Disadvantages of computer-delivered IELTS

Before deciding to take the computer-delivered IELTS test, we believe, you should know the disadvantages this test format might have for some candidates. If these disadvantages are ignorable for you and you find the advantages of taking computer-delivered IELTS more appealing, you should proceed and book this version of the test.

So here are a few disadvantages of taking the computer-delivered IELTS test:

Disadvantage # 1: If you have never used a computer before, this test if not for you. Also, if your typing speed is extremely slow, you will find this test harder than you think.

Disadvantages # 2: If you take a computer-delivered test, your computer screen will be locked at the exact time (exact minute and second), so you won’t be able to make any last-minute corrections.

Disadvantages # 3: The timer on the computer screen will not display the seconds in the last minute. So during the last minute of your test, you won’t know how many seconds you still have.

Disadvantages # 4: The computer-delivered test is conducted in a computer lab and multiple candidates (sometimes even 15-20 plus) takes the same test. So during the writing test, all the candidates would be typing at the same time and this would create a noise that might distract you.

Disadvantages # 5: If you are not accustomed to writing on a computer screen and making corrections of typos and sentences, the chances are that you will find it difficult while you take the test on a computer rather than on a paper.

Disadvantages # 6: While taking the listening test, you will be given a pen and paper for making notes. But you need to type your answers directly into the computer. This means you need to be able to listen and type at the same time. If this is something new to you, you will find it difficult.

Disadvantages # 7: In your Listening test, you will have only 2 minutes to check your answers, not 10 minutes to transfer answers as you do in a paper-based Listening test. Some students take only 4-5 minutes to transfer the answers to the answer sheet and utilise the remaining 5-6 minutes to revise, make corrections and answer anything they have missed. In a computer-delivered test, you can’t do that.

Disadvantages # 8: Moving from one section to another or even from one page to another may become time-consuming. And if you do not follow the exact procedure, you might end up wasting some valuable time.


Disadvantages of taking the “Reading” test in a computer-delivered exam:

There aren’t any major disadvantages of taking the “Reading” test on a computer except for the fact that candidates aren’t allowed to use the ‘search’ function to look for words contrary to their common expectations. Moreover, if you do not feel comfortable reading on a computer, e-book reader or tabloid PC, this test is not for you.
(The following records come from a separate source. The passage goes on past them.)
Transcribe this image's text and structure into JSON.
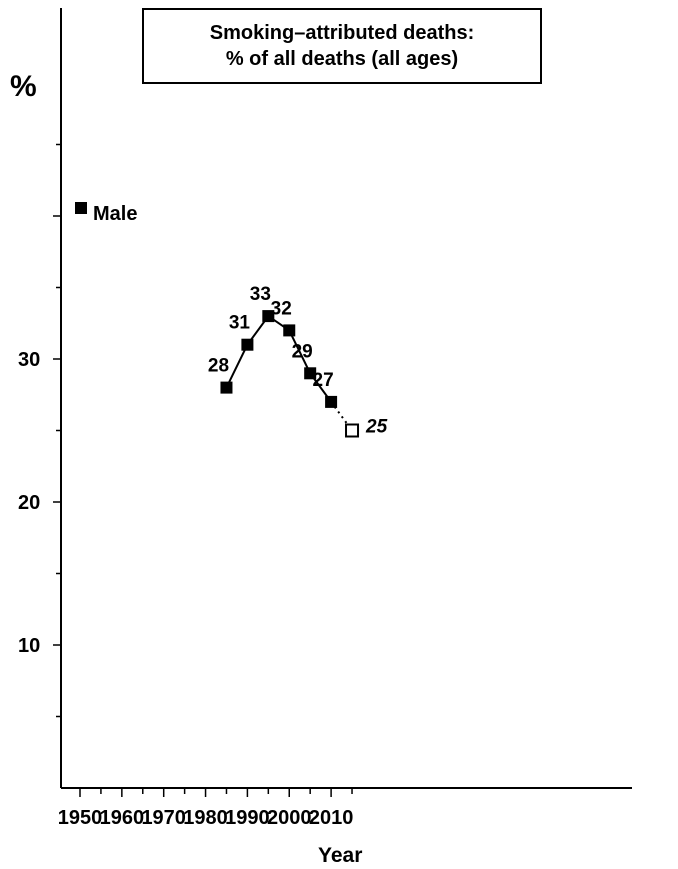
{
  "chart_data": {
    "type": "line",
    "title_line1": "Smoking–attributed deaths:",
    "title_line2": "% of all deaths (all ages)",
    "xlabel": "Year",
    "ylabel": "%",
    "xlim": [
      1950,
      2015
    ],
    "ylim": [
      0,
      50
    ],
    "x_ticks": [
      1950,
      1960,
      1970,
      1980,
      1990,
      2000,
      2010
    ],
    "y_ticks": [
      10,
      20,
      30
    ],
    "grid": false,
    "legend_position": "top-left",
    "series": [
      {
        "name": "Male",
        "color": "#000000",
        "points": [
          {
            "x": 1985,
            "y": 28,
            "label": "28"
          },
          {
            "x": 1990,
            "y": 31,
            "label": "31"
          },
          {
            "x": 1995,
            "y": 33,
            "label": "33"
          },
          {
            "x": 2000,
            "y": 32,
            "label": "32"
          },
          {
            "x": 2005,
            "y": 29,
            "label": "29"
          },
          {
            "x": 2010,
            "y": 27,
            "label": "27"
          }
        ],
        "projection": {
          "x": 2015,
          "y": 25,
          "label": "25"
        }
      }
    ]
  }
}
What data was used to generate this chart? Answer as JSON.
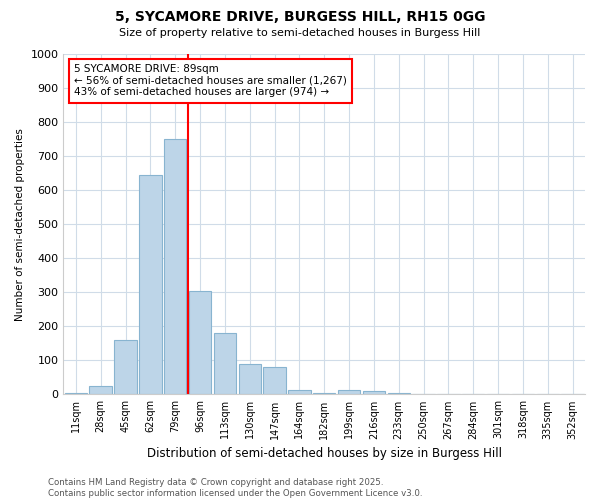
{
  "title1": "5, SYCAMORE DRIVE, BURGESS HILL, RH15 0GG",
  "title2": "Size of property relative to semi-detached houses in Burgess Hill",
  "xlabel": "Distribution of semi-detached houses by size in Burgess Hill",
  "ylabel": "Number of semi-detached properties",
  "bins": [
    "11sqm",
    "28sqm",
    "45sqm",
    "62sqm",
    "79sqm",
    "96sqm",
    "113sqm",
    "130sqm",
    "147sqm",
    "164sqm",
    "182sqm",
    "199sqm",
    "216sqm",
    "233sqm",
    "250sqm",
    "267sqm",
    "284sqm",
    "301sqm",
    "318sqm",
    "335sqm",
    "352sqm"
  ],
  "counts": [
    5,
    25,
    160,
    645,
    750,
    305,
    180,
    90,
    80,
    13,
    3,
    12,
    10,
    3,
    2,
    1,
    2,
    1,
    1,
    1,
    1
  ],
  "bar_color": "#bdd5e8",
  "bar_edge_color": "#88b4d0",
  "vline_x_index": 5,
  "annotation_text": "5 SYCAMORE DRIVE: 89sqm\n← 56% of semi-detached houses are smaller (1,267)\n43% of semi-detached houses are larger (974) →",
  "annotation_box_color": "white",
  "annotation_box_edge_color": "red",
  "vline_color": "red",
  "footer": "Contains HM Land Registry data © Crown copyright and database right 2025.\nContains public sector information licensed under the Open Government Licence v3.0.",
  "ylim": [
    0,
    1000
  ],
  "yticks": [
    0,
    100,
    200,
    300,
    400,
    500,
    600,
    700,
    800,
    900,
    1000
  ],
  "background_color": "#ffffff",
  "grid_color": "#d0dce8"
}
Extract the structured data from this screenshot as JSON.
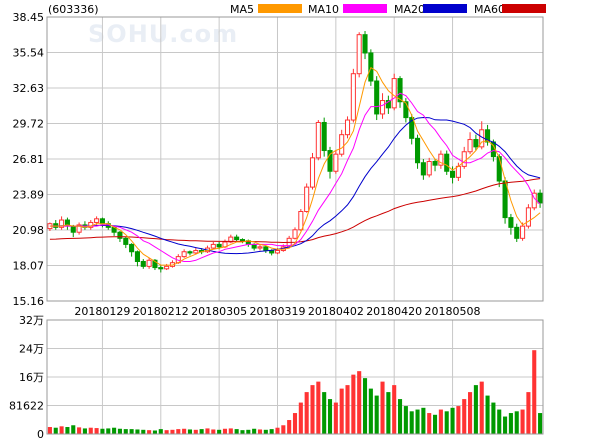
{
  "stock_code": "(603336)",
  "watermark": "SOHU.com",
  "legend": [
    {
      "label": "MA5",
      "color": "#ff9900"
    },
    {
      "label": "MA10",
      "color": "#ff00ff"
    },
    {
      "label": "MA20",
      "color": "#0000cc"
    },
    {
      "label": "MA60",
      "color": "#cc0000"
    }
  ],
  "colors": {
    "up": "#ff3333",
    "down": "#009900",
    "grid": "#c8c8c8",
    "frame": "#999999"
  },
  "chart_data": {
    "type": "candlestick",
    "price_axis": {
      "ticks": [
        "38.45",
        "35.54",
        "32.63",
        "29.72",
        "26.81",
        "23.89",
        "20.98",
        "18.07",
        "15.16"
      ],
      "ylim": [
        15.16,
        38.45
      ]
    },
    "volume_axis": {
      "ticks": [
        "32万",
        "24万",
        "16万",
        "81622",
        "0"
      ],
      "ylim": [
        0,
        326488
      ]
    },
    "date_labels": [
      {
        "label": "20180129",
        "index": 9
      },
      {
        "label": "20180212",
        "index": 19
      },
      {
        "label": "20180305",
        "index": 29
      },
      {
        "label": "20180319",
        "index": 39
      },
      {
        "label": "20180402",
        "index": 49
      },
      {
        "label": "20180420",
        "index": 59
      },
      {
        "label": "20180508",
        "index": 69
      }
    ],
    "candles": [
      [
        21.1,
        21.5,
        21.6,
        20.9
      ],
      [
        21.5,
        21.2,
        21.8,
        21.0
      ],
      [
        21.2,
        21.8,
        22.1,
        21.0
      ],
      [
        21.8,
        21.3,
        22.0,
        21.0
      ],
      [
        21.3,
        20.8,
        21.4,
        20.4
      ],
      [
        20.8,
        21.4,
        21.6,
        20.6
      ],
      [
        21.4,
        21.2,
        21.7,
        21.0
      ],
      [
        21.2,
        21.6,
        21.8,
        21.0
      ],
      [
        21.6,
        21.9,
        22.1,
        21.4
      ],
      [
        21.9,
        21.5,
        22.0,
        21.2
      ],
      [
        21.5,
        21.2,
        21.7,
        21.0
      ],
      [
        21.2,
        20.8,
        21.3,
        20.5
      ],
      [
        20.8,
        20.3,
        20.9,
        20.0
      ],
      [
        20.3,
        19.8,
        20.4,
        19.5
      ],
      [
        19.8,
        19.2,
        19.9,
        18.8
      ],
      [
        19.2,
        18.4,
        19.3,
        18.0
      ],
      [
        18.4,
        18.0,
        18.6,
        17.8
      ],
      [
        18.0,
        18.5,
        18.7,
        17.8
      ],
      [
        18.5,
        17.9,
        18.6,
        17.7
      ],
      [
        17.9,
        17.8,
        18.1,
        17.5
      ],
      [
        17.8,
        18.0,
        18.2,
        17.7
      ],
      [
        18.0,
        18.3,
        18.5,
        17.9
      ],
      [
        18.3,
        18.8,
        19.0,
        18.2
      ],
      [
        18.8,
        19.2,
        19.4,
        18.7
      ],
      [
        19.2,
        19.1,
        19.3,
        18.9
      ],
      [
        19.1,
        19.3,
        19.5,
        19.0
      ],
      [
        19.3,
        19.2,
        19.5,
        19.0
      ],
      [
        19.2,
        19.5,
        19.7,
        19.1
      ],
      [
        19.5,
        19.8,
        20.0,
        19.4
      ],
      [
        19.8,
        19.6,
        20.0,
        19.4
      ],
      [
        19.6,
        20.0,
        20.2,
        19.5
      ],
      [
        20.0,
        20.4,
        20.6,
        19.9
      ],
      [
        20.4,
        20.2,
        20.6,
        20.0
      ],
      [
        20.2,
        20.1,
        20.3,
        19.9
      ],
      [
        20.1,
        19.8,
        20.2,
        19.6
      ],
      [
        19.8,
        19.5,
        19.9,
        19.3
      ],
      [
        19.5,
        19.6,
        19.8,
        19.3
      ],
      [
        19.6,
        19.3,
        19.7,
        19.1
      ],
      [
        19.3,
        19.1,
        19.4,
        18.9
      ],
      [
        19.1,
        19.3,
        19.5,
        19.0
      ],
      [
        19.3,
        19.6,
        19.8,
        19.2
      ],
      [
        19.6,
        20.3,
        20.5,
        19.5
      ],
      [
        20.3,
        21.0,
        21.2,
        20.2
      ],
      [
        21.0,
        22.5,
        22.7,
        20.9
      ],
      [
        22.5,
        24.5,
        24.8,
        22.4
      ],
      [
        24.5,
        26.9,
        27.3,
        24.3
      ],
      [
        26.9,
        29.8,
        30.0,
        26.7
      ],
      [
        29.8,
        27.5,
        30.2,
        27.0
      ],
      [
        27.5,
        25.8,
        27.8,
        25.2
      ],
      [
        25.8,
        27.2,
        27.5,
        25.6
      ],
      [
        27.2,
        28.8,
        29.2,
        27.0
      ],
      [
        28.8,
        30.0,
        30.3,
        28.5
      ],
      [
        30.0,
        33.8,
        34.2,
        29.8
      ],
      [
        33.8,
        37.0,
        37.2,
        33.5
      ],
      [
        37.0,
        35.5,
        37.3,
        35.0
      ],
      [
        35.5,
        33.2,
        35.8,
        32.8
      ],
      [
        33.2,
        30.5,
        33.6,
        30.0
      ],
      [
        30.5,
        31.6,
        32.2,
        30.1
      ],
      [
        31.6,
        31.0,
        32.0,
        30.5
      ],
      [
        31.0,
        33.4,
        33.8,
        30.8
      ],
      [
        33.4,
        31.5,
        33.6,
        31.0
      ],
      [
        31.5,
        30.2,
        31.8,
        29.8
      ],
      [
        30.2,
        28.5,
        30.5,
        28.0
      ],
      [
        28.5,
        26.5,
        28.8,
        26.0
      ],
      [
        26.5,
        25.5,
        26.8,
        25.1
      ],
      [
        25.5,
        26.6,
        26.9,
        25.3
      ],
      [
        26.6,
        26.3,
        26.8,
        25.8
      ],
      [
        26.3,
        27.2,
        27.5,
        26.0
      ],
      [
        27.2,
        25.8,
        27.5,
        25.5
      ],
      [
        25.8,
        25.3,
        26.2,
        24.8
      ],
      [
        25.3,
        26.2,
        26.5,
        25.0
      ],
      [
        26.2,
        27.4,
        27.8,
        26.0
      ],
      [
        27.4,
        28.4,
        29.0,
        27.2
      ],
      [
        28.4,
        27.8,
        28.8,
        27.5
      ],
      [
        27.8,
        29.2,
        29.9,
        27.6
      ],
      [
        29.2,
        28.2,
        29.6,
        27.9
      ],
      [
        28.2,
        27.0,
        28.4,
        26.6
      ],
      [
        27.0,
        25.0,
        27.2,
        24.5
      ],
      [
        25.0,
        22.0,
        25.3,
        21.5
      ],
      [
        22.0,
        21.2,
        22.3,
        20.6
      ],
      [
        21.2,
        20.3,
        21.5,
        20.0
      ],
      [
        20.3,
        21.3,
        21.6,
        20.1
      ],
      [
        21.3,
        22.8,
        23.1,
        21.1
      ],
      [
        22.8,
        24.0,
        24.3,
        22.6
      ],
      [
        24.0,
        23.2,
        24.3,
        22.8
      ]
    ],
    "volume": [
      20000,
      18000,
      22000,
      20000,
      25000,
      19000,
      16000,
      18000,
      17000,
      15000,
      16000,
      18000,
      15000,
      14000,
      14000,
      13000,
      12000,
      11000,
      10000,
      14000,
      11000,
      12000,
      14000,
      15000,
      13000,
      12000,
      14000,
      16000,
      13000,
      12000,
      15000,
      16000,
      14000,
      11000,
      12000,
      15000,
      13000,
      12000,
      14000,
      18000,
      25000,
      40000,
      60000,
      90000,
      120000,
      140000,
      150000,
      120000,
      100000,
      90000,
      130000,
      140000,
      170000,
      180000,
      160000,
      130000,
      110000,
      150000,
      120000,
      140000,
      100000,
      80000,
      65000,
      70000,
      75000,
      60000,
      55000,
      70000,
      65000,
      75000,
      80000,
      100000,
      120000,
      140000,
      150000,
      110000,
      90000,
      70000,
      50000,
      60000,
      65000,
      70000,
      120000,
      240000,
      60000
    ],
    "ma": {
      "MA5": [
        21.3,
        21.3,
        21.3,
        21.4,
        21.3,
        21.3,
        21.2,
        21.3,
        21.5,
        21.5,
        21.5,
        21.2,
        21.0,
        20.6,
        20.1,
        19.5,
        19.0,
        18.7,
        18.4,
        18.1,
        18.1,
        18.1,
        18.3,
        18.6,
        18.8,
        19.0,
        19.2,
        19.3,
        19.4,
        19.5,
        19.6,
        19.8,
        20.0,
        20.0,
        20.1,
        20.0,
        19.8,
        19.7,
        19.5,
        19.4,
        19.4,
        19.5,
        19.9,
        20.8,
        22.0,
        23.5,
        25.2,
        26.4,
        27.2,
        27.5,
        27.7,
        28.2,
        29.1,
        31.1,
        33.1,
        34.3,
        34.0,
        33.1,
        32.4,
        32.0,
        31.7,
        31.4,
        30.4,
        29.1,
        28.3,
        27.5,
        26.8,
        26.5,
        26.3,
        25.9,
        26.2,
        26.6,
        27.0,
        27.5,
        28.2,
        28.3,
        27.9,
        26.9,
        25.1,
        23.4,
        22.1,
        21.4,
        21.7,
        22.0,
        22.4
      ],
      "MA10": [
        21.3,
        21.3,
        21.3,
        21.3,
        21.3,
        21.3,
        21.3,
        21.3,
        21.3,
        21.4,
        21.4,
        21.3,
        21.2,
        21.0,
        20.8,
        20.5,
        20.1,
        19.9,
        19.6,
        19.3,
        19.0,
        18.7,
        18.5,
        18.4,
        18.4,
        18.5,
        18.7,
        18.9,
        19.1,
        19.2,
        19.4,
        19.5,
        19.6,
        19.7,
        19.8,
        19.8,
        19.8,
        19.8,
        19.8,
        19.7,
        19.7,
        19.7,
        19.8,
        20.2,
        20.9,
        21.7,
        22.6,
        23.3,
        24.0,
        24.8,
        25.6,
        26.7,
        27.7,
        29.2,
        30.4,
        31.1,
        31.1,
        31.2,
        31.5,
        31.8,
        32.2,
        32.0,
        31.4,
        30.7,
        30.4,
        29.7,
        29.2,
        28.5,
        27.9,
        27.1,
        26.8,
        26.5,
        26.5,
        26.7,
        26.9,
        27.3,
        27.5,
        27.4,
        26.9,
        26.3,
        25.8,
        25.3,
        24.6,
        23.6,
        23.1
      ]
    }
  }
}
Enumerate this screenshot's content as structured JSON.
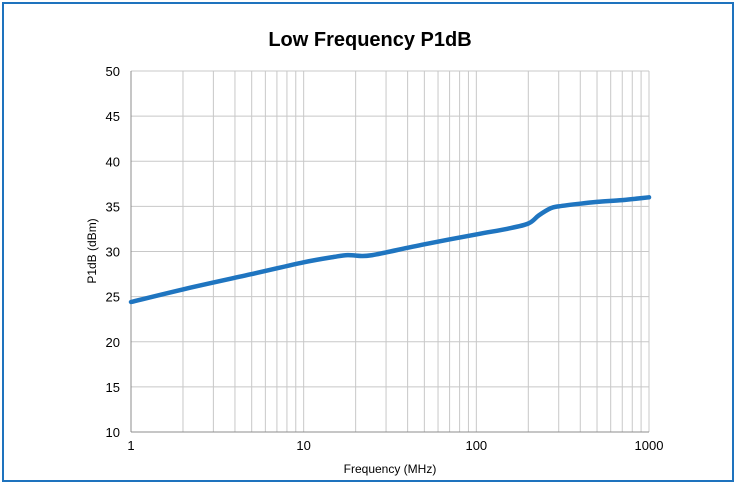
{
  "colors": {
    "frame": "#1e73be",
    "series": "#1f75c0",
    "grid": "#c8c8c8"
  },
  "chart_data": {
    "type": "line",
    "title": "Low Frequency P1dB",
    "xlabel": "Frequency (MHz)",
    "ylabel": "P1dB (dBm)",
    "xscale": "log",
    "xlim": [
      1,
      1000
    ],
    "ylim": [
      10,
      50
    ],
    "xticks": [
      1,
      10,
      100,
      1000
    ],
    "xtick_labels": [
      "1",
      "10",
      "100",
      "1000"
    ],
    "yticks": [
      10,
      15,
      20,
      25,
      30,
      35,
      40,
      45,
      50
    ],
    "ytick_labels": [
      "10",
      "15",
      "20",
      "25",
      "30",
      "35",
      "40",
      "45",
      "50"
    ],
    "grid": true,
    "legend": false,
    "series": [
      {
        "x": [
          1,
          2,
          5,
          10,
          15,
          18,
          22,
          25,
          30,
          50,
          100,
          150,
          200,
          230,
          270,
          300,
          400,
          500,
          700,
          1000
        ],
        "y": [
          24.4,
          25.8,
          27.5,
          28.8,
          29.4,
          29.6,
          29.5,
          29.6,
          29.9,
          30.8,
          31.9,
          32.5,
          33.1,
          34.0,
          34.8,
          35.0,
          35.3,
          35.5,
          35.7,
          36.0
        ]
      }
    ]
  }
}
Disadvantages of taking the “Writing” test in a computer-delivered exam:

Yes, there are a few drawbacks in taking the “Writing” test in a computer-delivered exam. For example, the typing speed of some people is not exactly up to the standard, and therefore, they really struggle to finish their answers in time. Besides, since a lot of people type at the same time for an hour, the noise, generated by this typing, can distract the test takers. Then, some test takers make typing errors unintentionally, because of their weak typing capabilities, but are not able to correct those mistakes, simply because it is not always possible to identify all the spelling mistakes within the stipulated period of time. Finally, most people like to draw arrows/lines/circles on charts/graphs so that the key features of the graph are easier to distinguish, but unfortunately, they can’t do it on the academic writing task.

Disadvantages of taking the “Listening” test in a computer-delivered exam:

The major disadvantage of taking the “Listening” test in a computer-delivered exam is that the test takers do not get 10 minutes to transfer their answers at the end of the test (even though, they get more time in between each section, and 2 minutes in the end), as opposed to the paper-based exam. By the way, some students like this 10 minutes transfer time because they can go back and check their answers and spelling when taking a paper-based test. But, unfortunately, that’s not the case with the computer-based listening test.

Besides, students actually have to type or even click and drag the answers directly, as they listen to each section, which many students may find a bit difficult.